We reported 67 WM patients with inflammatory phenotypes, representing a third of WM patients in our cohort. Compared with literature, their clinical and biological characteristics do not differ from non-inflammatory WM patients, as well as response to treatment and PFS. There is no excess of transformation into DLBCL. Our inflammatory and non-inflammatory cohorts show no difference in terms of OS. Inflammatory response is strongly correlated with hematological response. Non-decrease of CRP level during treatment and increase of CRP during follow-up in inflammatory WM patients should be a warning sign for refractory disease or relapse.
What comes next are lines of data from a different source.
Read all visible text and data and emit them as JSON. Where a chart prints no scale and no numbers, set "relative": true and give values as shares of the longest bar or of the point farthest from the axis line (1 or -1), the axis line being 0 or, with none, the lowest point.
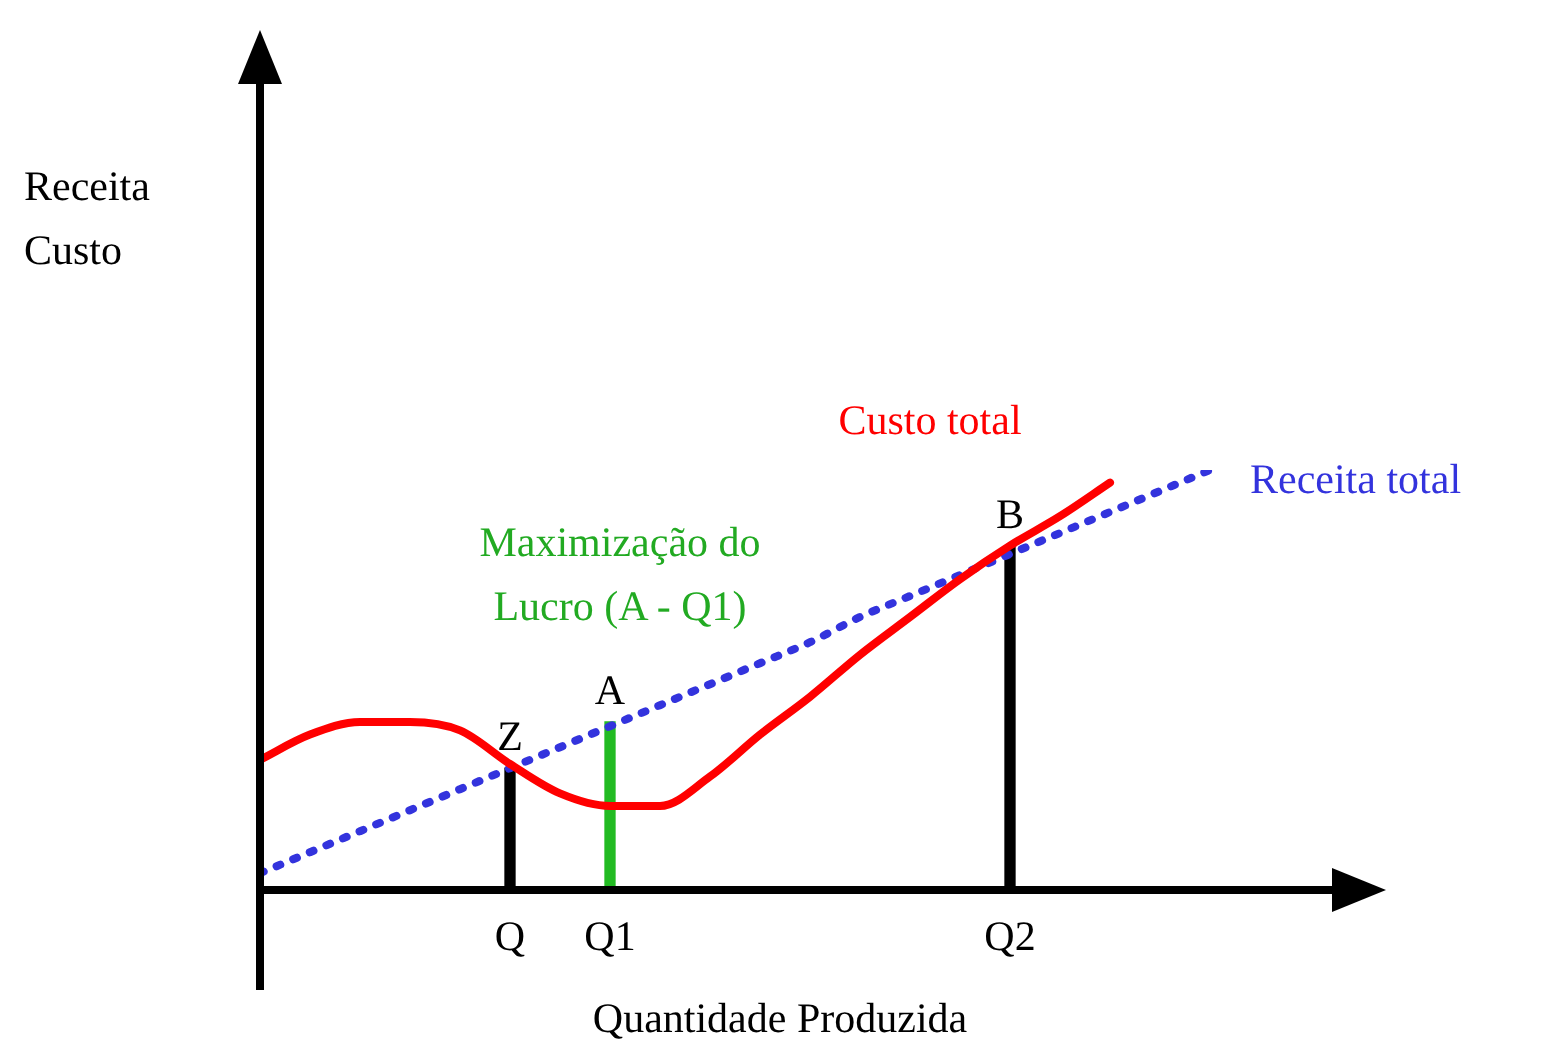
{
  "chart_data": {
    "type": "line",
    "relative": true,
    "xlabel": "Quantidade Produzida",
    "categories": [
      null,
      null,
      null,
      null,
      null,
      "Q",
      null,
      "Q1",
      null,
      null,
      null,
      null,
      null,
      null,
      null,
      "Q2",
      null,
      null,
      null,
      null
    ],
    "series": [
      {
        "name": "Custo total",
        "color": "#ff0000",
        "values": [
          0.31,
          0.37,
          0.4,
          0.4,
          0.38,
          0.3,
          0.23,
          0.2,
          0.2,
          0.27,
          0.37,
          0.46,
          0.56,
          0.65,
          0.74,
          0.82,
          0.89,
          0.97,
          null,
          null
        ]
      },
      {
        "name": "Receita total",
        "color": "#3333dd",
        "line_style": "dotted",
        "values": [
          0.04,
          0.09,
          0.14,
          0.19,
          0.24,
          0.29,
          0.34,
          0.39,
          0.44,
          0.49,
          0.54,
          0.59,
          0.65,
          0.7,
          0.75,
          0.8,
          0.85,
          0.9,
          0.95,
          1.0
        ]
      },
      {
        "type": "bar",
        "color": "#000000",
        "values": [
          null,
          null,
          null,
          null,
          null,
          0.29,
          null,
          null,
          null,
          null,
          null,
          null,
          null,
          null,
          null,
          0.82,
          null,
          null,
          null,
          null
        ]
      },
      {
        "type": "bar",
        "color": "#22bb22",
        "values": [
          null,
          null,
          null,
          null,
          null,
          null,
          null,
          0.4,
          null,
          null,
          null,
          null,
          null,
          null,
          null,
          null,
          null,
          null,
          null,
          null
        ]
      }
    ],
    "annotations": [
      {
        "text": "Z",
        "x": "Q",
        "y": 0.29
      },
      {
        "text": "A",
        "x": "Q1",
        "y": 0.4
      },
      {
        "text": "B",
        "x": "Q2",
        "y": 0.82
      },
      "Receita Custo",
      "Maximização do Lucro (A - Q1)"
    ],
    "legend": false,
    "marker": "none"
  }
}
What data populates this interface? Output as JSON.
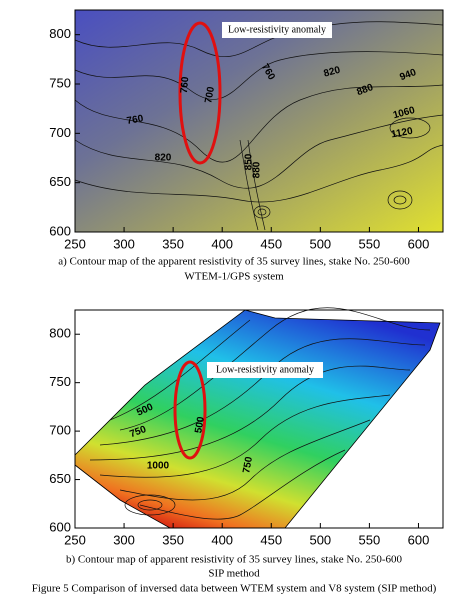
{
  "figure": {
    "panels": [
      {
        "xlim": [
          250,
          625
        ],
        "ylim": [
          600,
          825
        ],
        "xticks": [
          250,
          300,
          350,
          400,
          450,
          500,
          550,
          600
        ],
        "yticks": [
          600,
          650,
          700,
          750,
          800
        ],
        "annotation": "Low-resistivity anomaly",
        "contour_labels": [
          700,
          760,
          760,
          820,
          880,
          940,
          1060,
          1120,
          760,
          820,
          850,
          880
        ],
        "caption": "a) Contour map of the apparent resistivity of 35 survey lines, stake No. 250-600",
        "subcaption": "WTEM-1/GPS system"
      },
      {
        "xlim": [
          250,
          625
        ],
        "ylim": [
          600,
          825
        ],
        "xticks": [
          250,
          300,
          350,
          400,
          450,
          500,
          550,
          600
        ],
        "yticks": [
          600,
          650,
          700,
          750,
          800
        ],
        "annotation": "Low-resistivity anomaly",
        "contour_labels": [
          500,
          750,
          500,
          1000,
          750
        ],
        "caption": "b) Contour map of apparent resistivity of 35 survey lines, stake No. 250-600",
        "subcaption": "SIP method"
      }
    ],
    "caption": "Figure 5 Comparison of inversed data between WTEM system and V8 system (SIP method)"
  }
}
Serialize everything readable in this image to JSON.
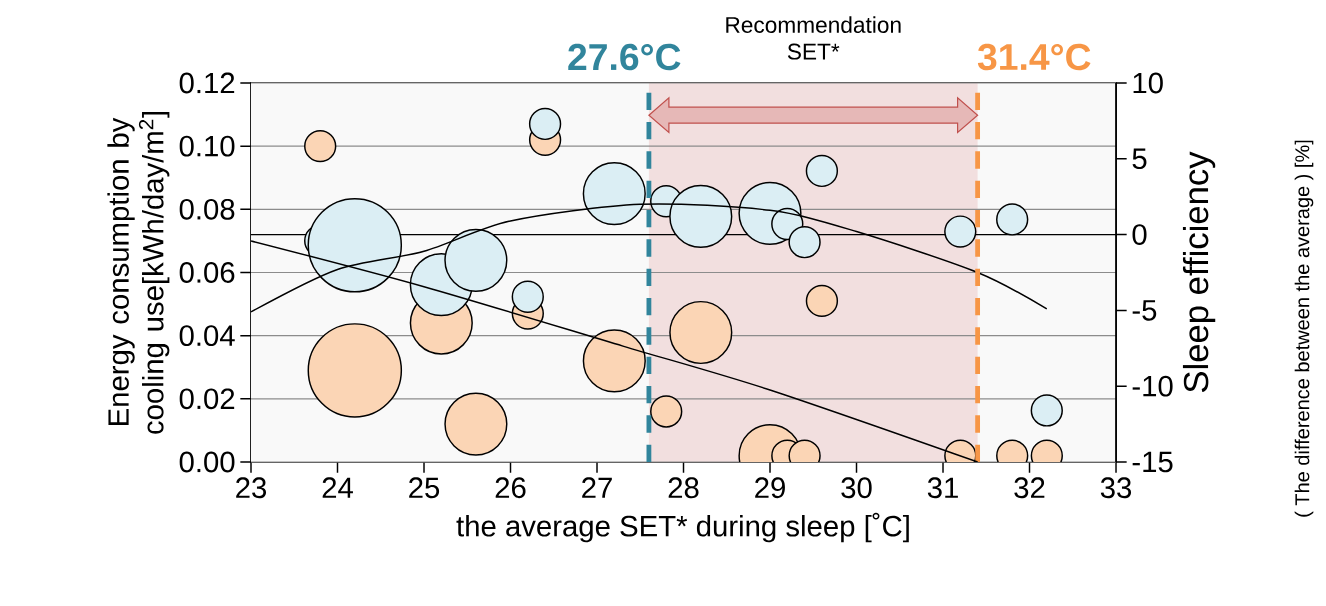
{
  "chart_data": {
    "type": "bubble",
    "xlabel": "the average SET* during sleep [˚C]",
    "ylabel": "Energy consumption by cooling use[kWh/day/m$^{2}$]",
    "y2label": "Sleep efficiency",
    "annotations": [
      "( The difference between the average )  [%]"
    ],
    "xlim": [
      23,
      33
    ],
    "xticks": [
      23,
      24,
      25,
      26,
      27,
      28,
      29,
      30,
      31,
      32,
      33
    ],
    "ylim": [
      0,
      0.12
    ],
    "yticks": [
      {
        "value": 0,
        "label": "0.00"
      },
      {
        "value": 0.02,
        "label": "0.02"
      },
      {
        "value": 0.04,
        "label": "0.04"
      },
      {
        "value": 0.06,
        "label": "0.06"
      },
      {
        "value": 0.08,
        "label": "0.08"
      },
      {
        "value": 0.1,
        "label": "0.10"
      },
      {
        "value": 0.12,
        "label": "0.12"
      }
    ],
    "y2lim": [
      -15,
      10
    ],
    "y2ticks": [
      -15,
      -10,
      -5,
      0,
      5,
      10
    ],
    "grid": "y",
    "marker": "circle",
    "series": [
      {
        "axis": "y",
        "color": "#fbd5b5",
        "x": [
          23.8,
          24.2,
          25.2,
          25.6,
          26.2,
          26.4,
          27.2,
          27.8,
          28.2,
          29.0,
          29.2,
          29.4,
          29.6,
          31.2,
          31.8,
          32.2
        ],
        "values": [
          0.1,
          0.029,
          0.044,
          0.012,
          0.047,
          0.102,
          0.032,
          0.016,
          0.041,
          0.002,
          0.002,
          0.002,
          0.051,
          0.002,
          0.002,
          0.002
        ],
        "sizes": [
          0.11,
          1,
          0.44,
          0.44,
          0.11,
          0.11,
          0.44,
          0.11,
          0.44,
          0.44,
          0.11,
          0.11,
          0.11,
          0.11,
          0.11,
          0.11
        ]
      },
      {
        "axis": "y2",
        "color": "#dbeef4",
        "x": [
          23.8,
          24.2,
          25.2,
          25.6,
          26.2,
          26.4,
          27.2,
          27.8,
          28.2,
          29.0,
          29.2,
          29.4,
          29.6,
          31.2,
          31.8,
          32.2
        ],
        "values": [
          -0.4,
          -0.7,
          -3.3,
          -1.7,
          -4.1,
          7.3,
          2.7,
          2.2,
          1.2,
          1.4,
          0.7,
          -0.5,
          4.2,
          0.2,
          1.0,
          -11.6
        ],
        "sizes": [
          0.11,
          1,
          0.44,
          0.44,
          0.11,
          0.11,
          0.44,
          0.11,
          0.44,
          0.44,
          0.11,
          0.11,
          0.11,
          0.11,
          0.11,
          0.11
        ]
      },
      {
        "type": "line",
        "marker": "none",
        "axis": "y",
        "color": "#000000",
        "x": [
          23,
          25,
          27.3,
          29,
          31.4
        ],
        "values": [
          0.07,
          0.0555,
          0.0367,
          0.0228,
          0.0
        ]
      },
      {
        "type": "line",
        "marker": "none",
        "axis": "y2",
        "color": "#000000",
        "x": [
          23,
          24,
          25,
          26,
          27.5,
          29,
          30,
          31.4,
          32.2
        ],
        "values": [
          -5.1,
          -2.3,
          -1.1,
          0.9,
          2.0,
          1.6,
          0.2,
          -2.5,
          -4.9
        ]
      }
    ],
    "ref_lines": [
      {
        "axis": "y2",
        "value": 0,
        "color": "#000000",
        "line_style": "solid"
      },
      {
        "axis": "x",
        "value": 27.6,
        "label": "27.6°C",
        "color": "#31859c",
        "line_style": "dashed"
      },
      {
        "axis": "x",
        "value": 31.4,
        "label": "31.4°C",
        "color": "#f79646",
        "line_style": "dashed"
      }
    ],
    "bands": [
      {
        "axis": "x",
        "from": 27.6,
        "to": 31.4,
        "label": "Recommendation SET*",
        "color": "#f2dfdf"
      }
    ]
  }
}
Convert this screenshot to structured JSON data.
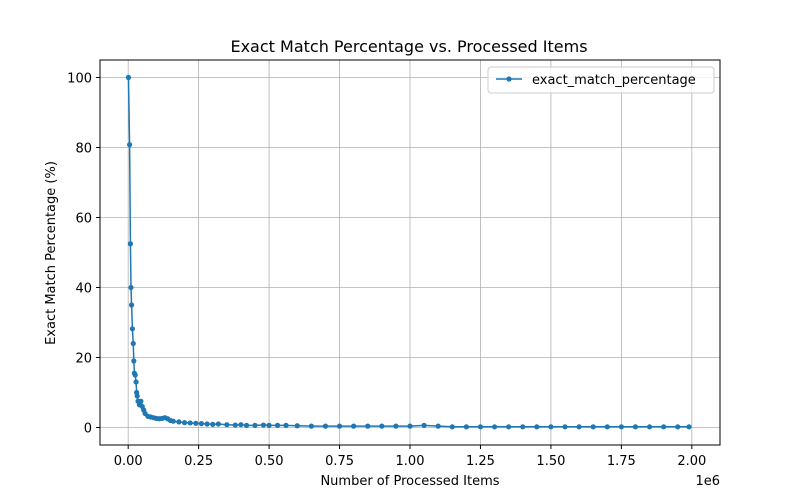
{
  "chart_data": {
    "type": "line",
    "title": "Exact Match Percentage vs. Processed Items",
    "xlabel": "Number of Processed Items",
    "ylabel": "Exact Match Percentage (%)",
    "x_offset_label": "1e6",
    "xlim": [
      -100000,
      2100000
    ],
    "ylim": [
      -5,
      105
    ],
    "grid": true,
    "legend_position": "top-right",
    "x_ticks": [
      0,
      250000,
      500000,
      750000,
      1000000,
      1250000,
      1500000,
      1750000,
      2000000
    ],
    "x_tick_labels": [
      "0.00",
      "0.25",
      "0.50",
      "0.75",
      "1.00",
      "1.25",
      "1.50",
      "1.75",
      "2.00"
    ],
    "y_ticks": [
      0,
      20,
      40,
      60,
      80,
      100
    ],
    "y_tick_labels": [
      "0",
      "20",
      "40",
      "60",
      "80",
      "100"
    ],
    "series": [
      {
        "name": "exact_match_percentage",
        "color": "#1f77b4",
        "x": [
          1000,
          5000,
          8000,
          10000,
          12000,
          15000,
          18000,
          20000,
          22000,
          25000,
          28000,
          30000,
          32000,
          35000,
          40000,
          45000,
          50000,
          55000,
          60000,
          70000,
          80000,
          90000,
          100000,
          110000,
          120000,
          130000,
          140000,
          150000,
          160000,
          180000,
          200000,
          220000,
          240000,
          260000,
          280000,
          300000,
          320000,
          350000,
          380000,
          400000,
          420000,
          450000,
          480000,
          500000,
          530000,
          560000,
          600000,
          650000,
          700000,
          750000,
          800000,
          850000,
          900000,
          950000,
          1000000,
          1050000,
          1100000,
          1150000,
          1200000,
          1250000,
          1300000,
          1350000,
          1400000,
          1450000,
          1500000,
          1550000,
          1600000,
          1650000,
          1700000,
          1750000,
          1800000,
          1850000,
          1900000,
          1950000,
          1990000
        ],
        "values": [
          100,
          80.8,
          52.5,
          40.0,
          35.0,
          28.2,
          24.0,
          19.0,
          15.5,
          15.0,
          13.0,
          10.0,
          9.0,
          7.5,
          6.5,
          7.5,
          6.0,
          5.0,
          4.0,
          3.2,
          3.0,
          2.8,
          2.6,
          2.5,
          2.6,
          2.8,
          2.5,
          2.0,
          1.8,
          1.6,
          1.4,
          1.3,
          1.2,
          1.1,
          1.0,
          0.9,
          1.0,
          0.8,
          0.7,
          0.8,
          0.6,
          0.6,
          0.7,
          0.6,
          0.6,
          0.6,
          0.5,
          0.4,
          0.4,
          0.4,
          0.4,
          0.4,
          0.4,
          0.4,
          0.4,
          0.6,
          0.4,
          0.2,
          0.2,
          0.2,
          0.2,
          0.2,
          0.2,
          0.2,
          0.2,
          0.2,
          0.2,
          0.2,
          0.2,
          0.2,
          0.2,
          0.2,
          0.2,
          0.2,
          0.2
        ]
      }
    ]
  }
}
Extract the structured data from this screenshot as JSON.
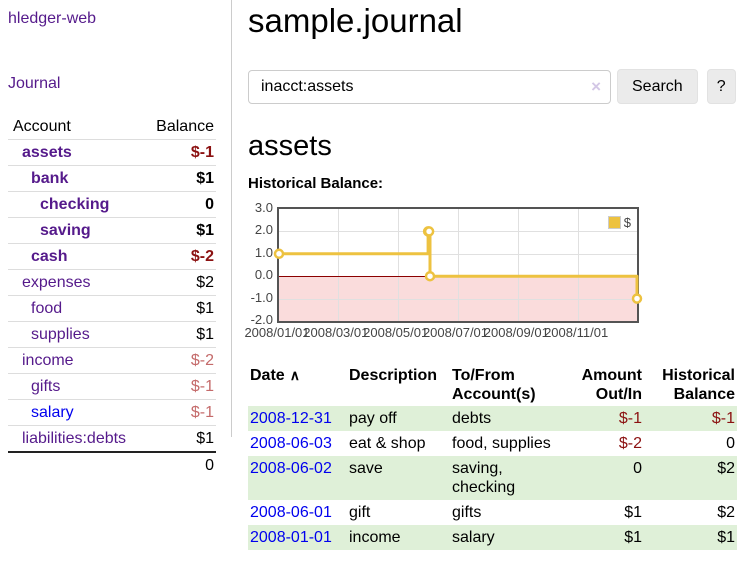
{
  "colors": {
    "purple_link": "#551a8b",
    "blue_link": "#0000ee",
    "negative_strong": "#8b1111",
    "negative_soft": "#c46a6a",
    "row_stripe_green": "#dff0d8",
    "chart_line": "#edc240",
    "chart_negative_region": "#fadcdc",
    "chart_zero_line": "#8b0000",
    "chart_border": "#545454"
  },
  "sidebar": {
    "brand": "hledger-web",
    "journal_link": "Journal",
    "account_table": {
      "header": {
        "account": "Account",
        "balance": "Balance"
      },
      "accounts": [
        {
          "name": "assets",
          "depth": 1,
          "bold": true,
          "link_color": "purple",
          "balance": "$-1",
          "balance_style": "negative-strong"
        },
        {
          "name": "bank",
          "depth": 2,
          "bold": true,
          "link_color": "purple",
          "balance": "$1",
          "balance_style": "positive"
        },
        {
          "name": "checking",
          "depth": 3,
          "bold": true,
          "link_color": "purple",
          "balance": "0",
          "balance_style": "positive"
        },
        {
          "name": "saving",
          "depth": 3,
          "bold": true,
          "link_color": "purple",
          "balance": "$1",
          "balance_style": "positive"
        },
        {
          "name": "cash",
          "depth": 2,
          "bold": true,
          "link_color": "purple",
          "balance": "$-2",
          "balance_style": "negative-strong"
        },
        {
          "name": "expenses",
          "depth": 1,
          "bold": false,
          "link_color": "purple",
          "balance": "$2",
          "balance_style": "positive"
        },
        {
          "name": "food",
          "depth": 2,
          "bold": false,
          "link_color": "purple",
          "balance": "$1",
          "balance_style": "positive"
        },
        {
          "name": "supplies",
          "depth": 2,
          "bold": false,
          "link_color": "purple",
          "balance": "$1",
          "balance_style": "positive"
        },
        {
          "name": "income",
          "depth": 1,
          "bold": false,
          "link_color": "purple",
          "balance": "$-2",
          "balance_style": "negative-soft"
        },
        {
          "name": "gifts",
          "depth": 2,
          "bold": false,
          "link_color": "purple",
          "balance": "$-1",
          "balance_style": "negative-soft"
        },
        {
          "name": "salary",
          "depth": 2,
          "bold": false,
          "link_color": "blue",
          "balance": "$-1",
          "balance_style": "negative-soft"
        },
        {
          "name": "liabilities:debts",
          "depth": 1,
          "bold": false,
          "link_color": "purple",
          "balance": "$1",
          "balance_style": "positive"
        }
      ],
      "total": "0"
    }
  },
  "main": {
    "title": "sample.journal",
    "search": {
      "value": "inacct:assets",
      "clear_icon": "×",
      "search_button": "Search",
      "help_button": "?"
    },
    "account_heading": "assets",
    "chart_title": "Historical Balance:"
  },
  "chart_data": {
    "type": "line",
    "step": true,
    "title": "Historical Balance",
    "series": [
      {
        "name": "$",
        "color": "#edc240",
        "points": [
          [
            "2008-01-01",
            1
          ],
          [
            "2008-06-01",
            2
          ],
          [
            "2008-06-02",
            2
          ],
          [
            "2008-06-03",
            0
          ],
          [
            "2008-12-31",
            -1
          ]
        ]
      }
    ],
    "ylim": [
      -2,
      3
    ],
    "y_ticks": [
      {
        "value": 3,
        "label": "3.0"
      },
      {
        "value": 2,
        "label": "2.0"
      },
      {
        "value": 1,
        "label": "1.0"
      },
      {
        "value": 0,
        "label": "0.0"
      },
      {
        "value": -1,
        "label": "-1.0"
      },
      {
        "value": -2,
        "label": "-2.0"
      }
    ],
    "x_ticks": [
      {
        "date": "2008-01-01",
        "label": "2008/01/01"
      },
      {
        "date": "2008-03-01",
        "label": "2008/03/01"
      },
      {
        "date": "2008-05-01",
        "label": "2008/05/01"
      },
      {
        "date": "2008-07-01",
        "label": "2008/07/01"
      },
      {
        "date": "2008-09-01",
        "label": "2008/09/01"
      },
      {
        "date": "2008-11-01",
        "label": "2008/11/01"
      }
    ],
    "x_range": [
      "2008-01-01",
      "2008-12-31"
    ],
    "legend": {
      "label": "$",
      "position": "top-right"
    },
    "grid": true,
    "negative_region_below": 0
  },
  "register_table": {
    "columns": [
      {
        "label": "Date",
        "sort_icon": "∧",
        "align": "left"
      },
      {
        "label": "Description",
        "align": "left"
      },
      {
        "label": "To/From Account(s)",
        "align": "left"
      },
      {
        "label": "Amount Out/In",
        "align": "right"
      },
      {
        "label": "Historical Balance",
        "align": "right"
      }
    ],
    "rows": [
      {
        "date": "2008-12-31",
        "description": "pay off",
        "accounts": "debts",
        "amount": "$-1",
        "amount_negative": true,
        "balance": "$-1",
        "balance_negative": true
      },
      {
        "date": "2008-06-03",
        "description": "eat & shop",
        "accounts": "food, supplies",
        "amount": "$-2",
        "amount_negative": true,
        "balance": "0",
        "balance_negative": false
      },
      {
        "date": "2008-06-02",
        "description": "save",
        "accounts": "saving, checking",
        "amount": "0",
        "amount_negative": false,
        "balance": "$2",
        "balance_negative": false
      },
      {
        "date": "2008-06-01",
        "description": "gift",
        "accounts": "gifts",
        "amount": "$1",
        "amount_negative": false,
        "balance": "$2",
        "balance_negative": false
      },
      {
        "date": "2008-01-01",
        "description": "income",
        "accounts": "salary",
        "amount": "$1",
        "amount_negative": false,
        "balance": "$1",
        "balance_negative": false
      }
    ]
  }
}
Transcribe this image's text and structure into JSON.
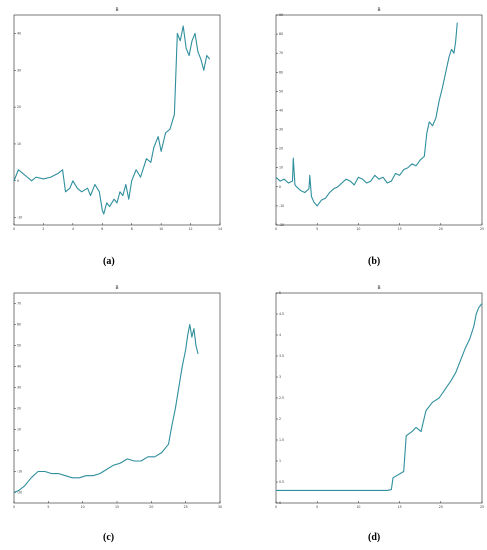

Further studies are needed to better delineate this sub-group of patients and explore its pathogenesis. Studying medullary cytokinic environment, WM cells, tumoral microenvironment and M paraprotein contributions could elucidate the underlying pathophysiological mechanisms involved.

Disclosures: Thieblemont: Roche, Hospita: Research Funding; Roche, Amgen, Kyte Gilead, Celgene, Abbvie, Novartis, Cellectis: Honoraria, Membership on an entity's Board of Directors or advisory committees, Other: Travel support; Cellectis: Speakers Bureau.